Bond market expectations for a June rate cut took a hit Monday as new factory data pushed the odds below 50%, according to Bloomberg data.

The ISM manufacturing index came in hotter than expected, showing expansion for the first time since 2022. A sharp increase in production and new orders fueled the indicator’s rebound, ending 16 months of contraction .

As with previous data, it’s another sign of the United States’ unwavering economic strength, casting doubt on whether the central bank should rush to reverse policy.

Following the release of the ISM report on Monday, long-term Treasury yields saw one of the largest daily increases this year, with 10- and 30-year rates climbing about 13 basis points. Yields climbed as bond traders turned against expectations of rate cuts, triggering a market sell-off.

At the same time, swap contracts indicate that monetary policy will decline by less than 65 basis points this year, according to overnight index swaps and SOFR futures, cited by Bloomberg. That’s below the Fed’s own projections, the outlet said.

Futures market data tracked by the CME Fedwatch tool also shows investors are losing confidence in the June timetable, with fewer than 57% expecting the Fed to cut rates by then . Two weeks ago, 60% expected a reduction that month.

For its part, the Fed remains confident that rate cuts are achievable, with the personal consumption expenditures report released Friday in line with expectations. On an annual basis, the inflation measure recorded an increase of 2.5%.

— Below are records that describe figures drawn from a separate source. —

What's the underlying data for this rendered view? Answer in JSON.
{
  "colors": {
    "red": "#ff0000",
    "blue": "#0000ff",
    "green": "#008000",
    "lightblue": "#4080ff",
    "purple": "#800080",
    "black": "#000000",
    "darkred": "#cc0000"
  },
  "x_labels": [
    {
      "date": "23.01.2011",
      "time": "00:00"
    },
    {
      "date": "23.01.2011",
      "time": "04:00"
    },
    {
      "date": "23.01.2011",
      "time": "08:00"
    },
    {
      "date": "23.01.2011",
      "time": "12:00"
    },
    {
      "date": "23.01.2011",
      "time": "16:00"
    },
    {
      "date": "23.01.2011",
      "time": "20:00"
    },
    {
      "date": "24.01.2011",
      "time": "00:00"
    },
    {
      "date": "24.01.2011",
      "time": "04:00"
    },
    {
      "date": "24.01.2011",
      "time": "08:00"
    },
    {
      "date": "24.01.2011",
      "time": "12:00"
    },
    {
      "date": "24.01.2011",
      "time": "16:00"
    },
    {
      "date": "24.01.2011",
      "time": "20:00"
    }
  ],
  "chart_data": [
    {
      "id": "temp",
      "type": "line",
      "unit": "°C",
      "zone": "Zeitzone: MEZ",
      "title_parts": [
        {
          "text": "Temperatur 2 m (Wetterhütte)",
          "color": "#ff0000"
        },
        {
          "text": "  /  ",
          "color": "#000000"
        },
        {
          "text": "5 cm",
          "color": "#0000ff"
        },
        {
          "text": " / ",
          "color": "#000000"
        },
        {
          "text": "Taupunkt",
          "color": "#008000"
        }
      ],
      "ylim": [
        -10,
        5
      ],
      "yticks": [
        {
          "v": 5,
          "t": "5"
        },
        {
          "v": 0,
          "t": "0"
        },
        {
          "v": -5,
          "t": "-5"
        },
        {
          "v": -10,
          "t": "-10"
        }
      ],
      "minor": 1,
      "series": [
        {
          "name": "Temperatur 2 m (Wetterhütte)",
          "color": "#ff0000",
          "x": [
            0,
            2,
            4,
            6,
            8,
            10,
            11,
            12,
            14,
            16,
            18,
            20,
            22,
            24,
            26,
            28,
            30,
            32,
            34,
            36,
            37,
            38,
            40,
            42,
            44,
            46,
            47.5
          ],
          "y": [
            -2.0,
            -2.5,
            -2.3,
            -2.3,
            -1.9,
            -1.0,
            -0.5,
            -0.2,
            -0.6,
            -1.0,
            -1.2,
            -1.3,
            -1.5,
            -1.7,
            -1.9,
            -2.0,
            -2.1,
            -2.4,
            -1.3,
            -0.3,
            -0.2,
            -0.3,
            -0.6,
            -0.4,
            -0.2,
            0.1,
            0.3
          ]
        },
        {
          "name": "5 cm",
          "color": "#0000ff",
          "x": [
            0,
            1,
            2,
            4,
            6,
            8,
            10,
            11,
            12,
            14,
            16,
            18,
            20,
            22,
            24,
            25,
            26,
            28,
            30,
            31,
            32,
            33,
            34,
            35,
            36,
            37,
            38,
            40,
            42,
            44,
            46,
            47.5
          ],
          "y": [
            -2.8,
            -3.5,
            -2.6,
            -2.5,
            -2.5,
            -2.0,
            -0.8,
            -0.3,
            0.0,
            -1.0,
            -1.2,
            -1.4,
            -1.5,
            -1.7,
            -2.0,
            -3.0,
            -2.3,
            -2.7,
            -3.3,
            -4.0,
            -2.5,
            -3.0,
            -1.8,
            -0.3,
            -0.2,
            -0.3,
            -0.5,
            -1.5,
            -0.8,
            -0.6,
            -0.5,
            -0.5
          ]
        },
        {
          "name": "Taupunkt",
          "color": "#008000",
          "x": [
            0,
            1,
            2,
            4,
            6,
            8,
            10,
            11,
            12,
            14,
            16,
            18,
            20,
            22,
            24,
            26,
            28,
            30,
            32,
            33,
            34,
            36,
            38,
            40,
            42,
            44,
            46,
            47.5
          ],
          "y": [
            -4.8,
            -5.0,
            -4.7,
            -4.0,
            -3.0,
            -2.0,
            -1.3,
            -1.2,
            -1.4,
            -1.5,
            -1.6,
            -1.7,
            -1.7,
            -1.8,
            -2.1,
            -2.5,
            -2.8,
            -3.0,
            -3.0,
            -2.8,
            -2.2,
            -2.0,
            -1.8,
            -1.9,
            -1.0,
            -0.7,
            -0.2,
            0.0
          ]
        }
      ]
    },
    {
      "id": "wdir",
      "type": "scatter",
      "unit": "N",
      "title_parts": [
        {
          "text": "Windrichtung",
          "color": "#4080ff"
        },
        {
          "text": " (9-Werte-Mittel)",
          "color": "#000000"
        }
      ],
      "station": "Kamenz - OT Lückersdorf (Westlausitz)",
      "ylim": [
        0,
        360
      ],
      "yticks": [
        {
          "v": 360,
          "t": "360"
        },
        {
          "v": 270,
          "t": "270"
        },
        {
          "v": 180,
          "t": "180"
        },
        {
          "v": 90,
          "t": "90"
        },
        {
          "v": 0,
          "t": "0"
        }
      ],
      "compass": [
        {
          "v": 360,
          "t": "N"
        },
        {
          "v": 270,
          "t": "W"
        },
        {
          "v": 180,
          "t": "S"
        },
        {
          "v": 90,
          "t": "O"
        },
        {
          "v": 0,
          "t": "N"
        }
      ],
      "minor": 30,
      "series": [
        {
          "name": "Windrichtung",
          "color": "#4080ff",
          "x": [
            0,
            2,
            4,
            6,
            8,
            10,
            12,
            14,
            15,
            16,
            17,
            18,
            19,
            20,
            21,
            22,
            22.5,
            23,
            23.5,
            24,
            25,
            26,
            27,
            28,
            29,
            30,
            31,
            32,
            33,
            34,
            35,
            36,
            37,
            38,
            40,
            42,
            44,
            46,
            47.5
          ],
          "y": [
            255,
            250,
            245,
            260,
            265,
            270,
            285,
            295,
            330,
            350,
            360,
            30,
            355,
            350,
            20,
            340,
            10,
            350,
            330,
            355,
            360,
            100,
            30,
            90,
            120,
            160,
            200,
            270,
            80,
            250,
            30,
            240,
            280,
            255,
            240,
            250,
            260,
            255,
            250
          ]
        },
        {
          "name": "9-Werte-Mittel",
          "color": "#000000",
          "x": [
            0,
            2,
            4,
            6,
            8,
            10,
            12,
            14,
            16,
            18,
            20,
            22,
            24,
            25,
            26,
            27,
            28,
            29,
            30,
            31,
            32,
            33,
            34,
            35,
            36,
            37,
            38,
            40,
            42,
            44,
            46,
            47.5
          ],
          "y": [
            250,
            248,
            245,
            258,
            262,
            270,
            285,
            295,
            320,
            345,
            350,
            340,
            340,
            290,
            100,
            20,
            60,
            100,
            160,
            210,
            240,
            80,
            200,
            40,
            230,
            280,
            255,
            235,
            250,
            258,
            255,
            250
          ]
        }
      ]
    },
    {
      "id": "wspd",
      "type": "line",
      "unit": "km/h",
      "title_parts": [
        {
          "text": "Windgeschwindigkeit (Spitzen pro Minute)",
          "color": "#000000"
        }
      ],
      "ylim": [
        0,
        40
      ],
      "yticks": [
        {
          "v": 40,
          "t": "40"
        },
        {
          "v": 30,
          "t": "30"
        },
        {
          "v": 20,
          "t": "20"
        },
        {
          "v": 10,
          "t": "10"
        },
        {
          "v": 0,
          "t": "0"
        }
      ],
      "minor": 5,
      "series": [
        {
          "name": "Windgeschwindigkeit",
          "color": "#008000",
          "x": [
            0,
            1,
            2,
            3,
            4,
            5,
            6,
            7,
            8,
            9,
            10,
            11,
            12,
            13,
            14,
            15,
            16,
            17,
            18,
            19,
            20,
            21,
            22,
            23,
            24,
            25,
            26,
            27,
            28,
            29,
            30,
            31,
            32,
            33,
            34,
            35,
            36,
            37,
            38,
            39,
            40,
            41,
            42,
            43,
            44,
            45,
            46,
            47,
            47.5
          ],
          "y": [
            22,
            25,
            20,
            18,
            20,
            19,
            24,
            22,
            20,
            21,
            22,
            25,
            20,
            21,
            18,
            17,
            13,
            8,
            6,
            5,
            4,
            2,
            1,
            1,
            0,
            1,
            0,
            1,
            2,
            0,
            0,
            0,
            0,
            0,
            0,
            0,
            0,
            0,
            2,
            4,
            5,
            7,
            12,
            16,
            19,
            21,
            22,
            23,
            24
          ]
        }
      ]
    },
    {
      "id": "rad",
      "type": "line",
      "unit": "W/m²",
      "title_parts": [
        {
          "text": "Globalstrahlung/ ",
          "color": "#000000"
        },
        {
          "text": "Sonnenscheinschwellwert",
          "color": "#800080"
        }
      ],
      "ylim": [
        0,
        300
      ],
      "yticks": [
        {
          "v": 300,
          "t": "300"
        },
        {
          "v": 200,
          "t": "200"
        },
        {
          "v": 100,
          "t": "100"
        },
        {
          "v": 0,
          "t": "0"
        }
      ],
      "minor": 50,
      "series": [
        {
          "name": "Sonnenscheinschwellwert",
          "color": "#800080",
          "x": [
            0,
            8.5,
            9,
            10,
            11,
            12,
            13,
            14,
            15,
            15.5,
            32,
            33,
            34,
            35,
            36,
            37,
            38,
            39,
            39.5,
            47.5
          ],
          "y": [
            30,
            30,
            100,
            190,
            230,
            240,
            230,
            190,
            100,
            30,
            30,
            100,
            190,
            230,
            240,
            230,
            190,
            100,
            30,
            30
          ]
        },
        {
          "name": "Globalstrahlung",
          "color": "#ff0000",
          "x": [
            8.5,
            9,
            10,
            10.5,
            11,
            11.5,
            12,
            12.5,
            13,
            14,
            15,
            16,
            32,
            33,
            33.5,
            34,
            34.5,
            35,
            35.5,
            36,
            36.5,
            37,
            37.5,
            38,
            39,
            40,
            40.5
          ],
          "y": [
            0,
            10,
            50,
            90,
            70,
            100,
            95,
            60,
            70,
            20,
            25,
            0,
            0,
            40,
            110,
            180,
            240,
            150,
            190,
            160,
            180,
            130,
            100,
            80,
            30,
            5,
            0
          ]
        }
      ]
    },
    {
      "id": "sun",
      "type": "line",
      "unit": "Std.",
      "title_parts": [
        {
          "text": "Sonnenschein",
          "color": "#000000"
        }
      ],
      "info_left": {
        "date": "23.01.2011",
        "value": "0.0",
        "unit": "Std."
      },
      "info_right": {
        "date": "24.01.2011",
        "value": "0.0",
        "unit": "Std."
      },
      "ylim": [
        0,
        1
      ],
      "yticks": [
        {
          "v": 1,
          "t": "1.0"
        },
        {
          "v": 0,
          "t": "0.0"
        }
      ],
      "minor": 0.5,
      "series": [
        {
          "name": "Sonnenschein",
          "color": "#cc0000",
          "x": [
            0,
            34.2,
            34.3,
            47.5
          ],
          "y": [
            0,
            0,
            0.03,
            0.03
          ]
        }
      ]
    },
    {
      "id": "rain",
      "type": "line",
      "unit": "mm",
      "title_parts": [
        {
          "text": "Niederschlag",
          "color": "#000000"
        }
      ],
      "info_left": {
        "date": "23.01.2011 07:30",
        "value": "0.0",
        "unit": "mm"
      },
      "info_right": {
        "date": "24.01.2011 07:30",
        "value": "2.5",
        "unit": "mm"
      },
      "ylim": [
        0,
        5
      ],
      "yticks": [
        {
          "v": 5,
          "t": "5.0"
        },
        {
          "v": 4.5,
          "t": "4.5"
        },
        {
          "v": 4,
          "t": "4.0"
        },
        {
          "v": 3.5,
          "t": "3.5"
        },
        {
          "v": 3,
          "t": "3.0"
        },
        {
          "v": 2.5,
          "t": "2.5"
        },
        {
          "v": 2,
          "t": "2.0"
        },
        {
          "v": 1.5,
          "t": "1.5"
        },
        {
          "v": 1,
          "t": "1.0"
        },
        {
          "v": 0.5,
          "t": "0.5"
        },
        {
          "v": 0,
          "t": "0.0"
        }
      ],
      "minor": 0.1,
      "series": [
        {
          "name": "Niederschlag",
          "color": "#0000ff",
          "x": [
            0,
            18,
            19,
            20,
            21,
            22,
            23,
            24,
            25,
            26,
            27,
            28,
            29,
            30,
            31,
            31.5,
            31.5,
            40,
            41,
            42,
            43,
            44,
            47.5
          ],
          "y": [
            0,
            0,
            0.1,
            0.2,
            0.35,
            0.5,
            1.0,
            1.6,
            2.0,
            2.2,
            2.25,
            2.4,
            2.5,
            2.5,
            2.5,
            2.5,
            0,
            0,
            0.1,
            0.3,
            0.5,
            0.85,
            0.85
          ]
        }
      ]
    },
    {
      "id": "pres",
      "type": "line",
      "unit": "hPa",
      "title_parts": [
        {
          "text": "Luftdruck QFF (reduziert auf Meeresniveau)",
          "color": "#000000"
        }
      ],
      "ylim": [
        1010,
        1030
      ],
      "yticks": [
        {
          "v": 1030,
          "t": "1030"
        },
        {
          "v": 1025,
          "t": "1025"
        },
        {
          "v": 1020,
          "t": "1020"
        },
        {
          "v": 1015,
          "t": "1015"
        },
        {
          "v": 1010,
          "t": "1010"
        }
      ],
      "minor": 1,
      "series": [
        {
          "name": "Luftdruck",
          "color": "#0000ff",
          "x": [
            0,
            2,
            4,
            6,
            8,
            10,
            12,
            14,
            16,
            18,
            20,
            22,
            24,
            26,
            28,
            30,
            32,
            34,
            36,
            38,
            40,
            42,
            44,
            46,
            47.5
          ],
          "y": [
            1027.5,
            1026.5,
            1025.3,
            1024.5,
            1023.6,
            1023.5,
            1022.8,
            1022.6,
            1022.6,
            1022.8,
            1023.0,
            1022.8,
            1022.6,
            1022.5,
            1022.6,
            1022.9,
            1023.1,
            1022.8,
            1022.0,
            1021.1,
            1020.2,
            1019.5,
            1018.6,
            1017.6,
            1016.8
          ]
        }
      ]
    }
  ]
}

Although Chairman Jerome Powell has since emphasized that this is what the central bank wanted, he indicated that the strength of the economy gave him little reason to rush the cuts.

“Inflation has remained for a few months a little bit higher than one would half hope,” former Vice President Roger Ferguson told CNBC on Monday. “I think right now it’s really a waiting period. Maybe the data will be firmer and maybe it won’t go down, we’ll see.”